Table 3 illustrates the pre- and postintervention measures for accuracy and RT for each group. We considered performance values that were greater than 2.2 SDs from the mean as outliers, and these values were excluded from the statistical analysis. rmANOVAs revealed a main effect of time for all behavioral performance measures, for the exception of the correct response [F(1,36) = 2.00; p = 0.166; see Table 3]. Although the time × group interactions were all not significant (F < 1.96; p > 0.172), meaning that the difference in behavioral performance between the pre and post measures was not due to our intervention. Figures 3A–D further illustrates this point by showing the similar exercise-induced before and after performances between the exercise and the control group.
Figure 3. Illustrates the response time measures for pre and post intervention separated by group and condition. Specifically, (A) shows the RT pre and post intervention measures for hits, (B) for lures, (C) for target present, and (D) for target absent trials.
Brain Dynamics and Behavioral Performance (Preintervention Measures)
To test the fundamental relationship between spectral EEG power and behavioral performance, Pearson’s correlation analyses were performed on baseline measures across participants. For the DMS task, we did not find a correlation between FMT and behavioral performance during the encoding phase although there was a negative correlation between FMT and accuracy (corrected hit rate = hit−false alarm) during the maintenance phase [r (36) = −0.344; p = 0.040; Figure 4A], where better performance was associated with a greater decrease in theta power relative to baseline. Also, FMT correlated with RT, where faster detection of a lure was associated with greater decrease in theta power [r (39) = 0.431; p = 0.006; Figure 4B]. Notably, Figure 4B seems to have a high leverage point on the far right, although after obtaining the Mahalanobis distance, it was not excluded. Together, these correlations indicate that a greater decrease in theta during the maintenance conveys a more accurate and faster RT. As for the VAS task, correlations were performed between behavioral performance and posterior alpha power, which is where alpha power is most prominent and known to be related to attention (Frey et al., 2015). Our results showed a positive correlation between alpha power and RT during target absent trials [r (38) = 0.333; p = 0.041] and a marginal positive correlation for RT during target present trials [r (38) = 0.284; p = 0.084] but not for accuracy [r (40) = 0.020; p = 0.902].
Figure 4. (A) Correlation between theta power in frontal regions and performance (corrected hit rate) during the maintenance phase (delay). Higher scores for corrected hit rates revealed a more prominent event-related desynchronization (ERD) for theta. (B) Correlation between theta power in frontal regions and RT (lure stimuli) during the maintenance phase. Shorter RTs for detecting lure items revealed greater ERD for theta during the maintenance phase (delay).
Exercise-Induced Spectral Power Changes (Pre- and Postintervention Measures)

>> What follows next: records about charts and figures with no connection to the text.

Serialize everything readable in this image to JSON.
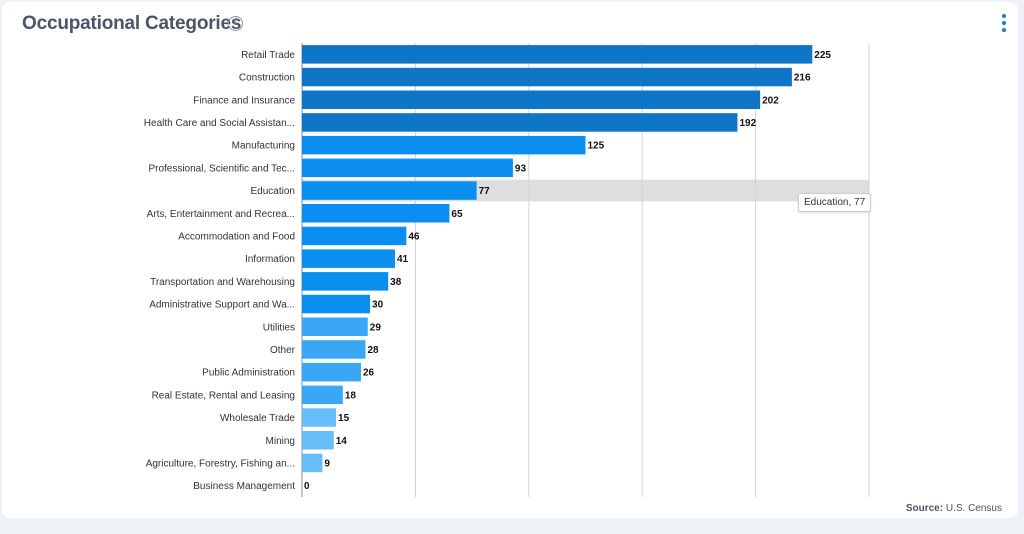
{
  "header": {
    "title": "Occupational Categories",
    "info_icon": "info-icon",
    "menu_icon": "more-vertical-icon"
  },
  "footer": {
    "source_label": "Source:",
    "source_value": "U.S. Census"
  },
  "tooltip": {
    "text": "Education, 77",
    "category": "Education"
  },
  "colors": {
    "dark_blue": "#0f75c7",
    "mid_blue": "#0a8ff0",
    "light_blue": "#3aa7f5",
    "pale_blue": "#66bdf8",
    "hover_band": "#dedede",
    "gridline": "#cfd4da"
  },
  "chart_data": {
    "type": "bar",
    "orientation": "horizontal",
    "categories": [
      "Retail Trade",
      "Construction",
      "Finance and Insurance",
      "Health Care and Social Assistan...",
      "Manufacturing",
      "Professional, Scientific and Tec...",
      "Education",
      "Arts, Entertainment and Recrea...",
      "Accommodation and Food",
      "Information",
      "Transportation and Warehousing",
      "Administrative Support and Wa...",
      "Utilities",
      "Other",
      "Public Administration",
      "Real Estate, Rental and Leasing",
      "Wholesale Trade",
      "Mining",
      "Agriculture, Forestry, Fishing an...",
      "Business Management"
    ],
    "values": [
      225,
      216,
      202,
      192,
      125,
      93,
      77,
      65,
      46,
      41,
      38,
      30,
      29,
      28,
      26,
      18,
      15,
      14,
      9,
      0
    ],
    "xlim": [
      0,
      250
    ],
    "grid": true,
    "data_labels": true,
    "highlighted_category": "Education"
  }
}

Repeated measures ANOVAs performed for the sample stimuli presentations (0–3 s) for theta power revealed a main effect of task [F(1,38) = 18.87; p < 0.001], no main effect of cluster [F(1,38) = 1.15; p = 0.290], and no main effect of time [F(1,38) = 0.01; p = 0.921]. The interaction between time and group was not significant [F(1,38) = 0.51; p = 0.480], as well as the task × cluster × time × group interaction [F(1,38) = 0.22; p = 0.645]. For the alpha band during the sample stimuli presentations (0–3 s), there was a main effect of task [F(1,38) = 25.09; p < 0.001], a main effect of cluster [F(1,38) = 17.76; p = 0.000], and no main effect of time [F(1,38) = 2.45; p = 0.126]. There was however, a significant task × cluster × time × group interaction [F(1,38) = 4.26; p = 0.046]. Post hoc independent t-tests showed no group difference for the posterior cluster [t (38) = 32; p = 0.751], while the frontal cluster showed a significant group difference [t (38) = 2.34; p = 0.025] during the VAS task, with increased alpha power after the intervention (see Table 4). This effect was specific to attention, as it appeared during the VAS task but not the DMS task [t (38) < 1.52; p > 0.136]. This EEG finding is further illustrated in Figures 5A,B in a histogram and a topographic map.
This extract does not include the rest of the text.